- Crosslee Location within Renfrewshire
- Population: Included in statistics for Houston
- OS grid reference: NS408660
- Civil parish: Houston and Killellan;
- Council area: Renfrewshire;
- Lieutenancy area: Renfrewshire;
- Country: Scotland
- Sovereign state: United Kingdom
- Post town: JOHNSTONE
- Postcode district: PA6
- Dialling code: 01505
- Police: Scotland
- Fire: Scottish
- Ambulance: Scottish
- UK Parliament: Paisley and Renfrewshire North;
- Scottish Parliament: Renfrewshire North and West;

= Crosslee =

Crosslee is a small village lying on the bank of the River Gryffe in the civil parish of Houston and Killellan, Renfrewshire, in Scotland. It lies around half a mile south of the old village centre of Houston and immediately west of Craigends, although residential development has removed any significant open space between the three.

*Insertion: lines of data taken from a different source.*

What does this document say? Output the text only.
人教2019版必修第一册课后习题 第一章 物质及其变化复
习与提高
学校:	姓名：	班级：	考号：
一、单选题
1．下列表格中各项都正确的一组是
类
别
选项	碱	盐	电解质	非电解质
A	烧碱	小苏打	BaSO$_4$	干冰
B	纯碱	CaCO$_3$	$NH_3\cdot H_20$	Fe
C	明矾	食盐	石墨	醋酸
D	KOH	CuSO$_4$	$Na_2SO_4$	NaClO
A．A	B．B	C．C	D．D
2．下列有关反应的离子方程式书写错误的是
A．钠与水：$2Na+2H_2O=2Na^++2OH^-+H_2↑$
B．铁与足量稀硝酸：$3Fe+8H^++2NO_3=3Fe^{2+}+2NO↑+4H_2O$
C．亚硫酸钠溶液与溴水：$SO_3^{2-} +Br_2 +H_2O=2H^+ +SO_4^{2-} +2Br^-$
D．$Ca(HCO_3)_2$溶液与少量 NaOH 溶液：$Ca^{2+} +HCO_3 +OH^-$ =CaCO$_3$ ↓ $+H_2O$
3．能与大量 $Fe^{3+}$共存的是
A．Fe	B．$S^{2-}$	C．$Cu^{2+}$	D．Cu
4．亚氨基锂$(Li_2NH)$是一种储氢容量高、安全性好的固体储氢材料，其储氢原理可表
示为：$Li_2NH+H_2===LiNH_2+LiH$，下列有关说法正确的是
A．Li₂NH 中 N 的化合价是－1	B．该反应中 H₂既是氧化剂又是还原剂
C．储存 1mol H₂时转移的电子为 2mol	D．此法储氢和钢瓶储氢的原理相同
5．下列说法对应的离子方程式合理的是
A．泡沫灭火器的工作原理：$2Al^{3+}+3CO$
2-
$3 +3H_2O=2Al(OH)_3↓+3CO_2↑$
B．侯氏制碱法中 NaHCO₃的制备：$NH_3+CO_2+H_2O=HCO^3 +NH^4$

The village itself is largely composed of private housing and exists chiefly as a dormitory settlement. There is one public house and a small public park.

==History==
Crosslee developed as a small community around a cotton mill, which opened in late 1700s. The factory was later developed and operated by R&T Jack who manufactured thread on the site. During the World War I their major customer was Nobel and the factory converted to producing “gun cotton” for the war effort. After the war the factory was rebuilt with the original stone building being replaced by a concrete structure in the 1920s.

The factory was eventually sold to Nobel Explosives (who became ICI) in 1926. They operated it till it was sold to TH Lawson in 1959 where the company traded as Lawtex and they manufactured umbrellas. It was demolished in 1985. An existing mill building, which still exists beside the river, has been redeveloped to provide office space.

==Governance==
Crosslee is part of Ward 9 (Houston, Crosslee and Linwood) for local authority elections to Renfrewshire Council, a four-councillor ward.

With the decline in the importance of the civil parish, Crosslee has found itself associated for local government purposes with Houston Community Council.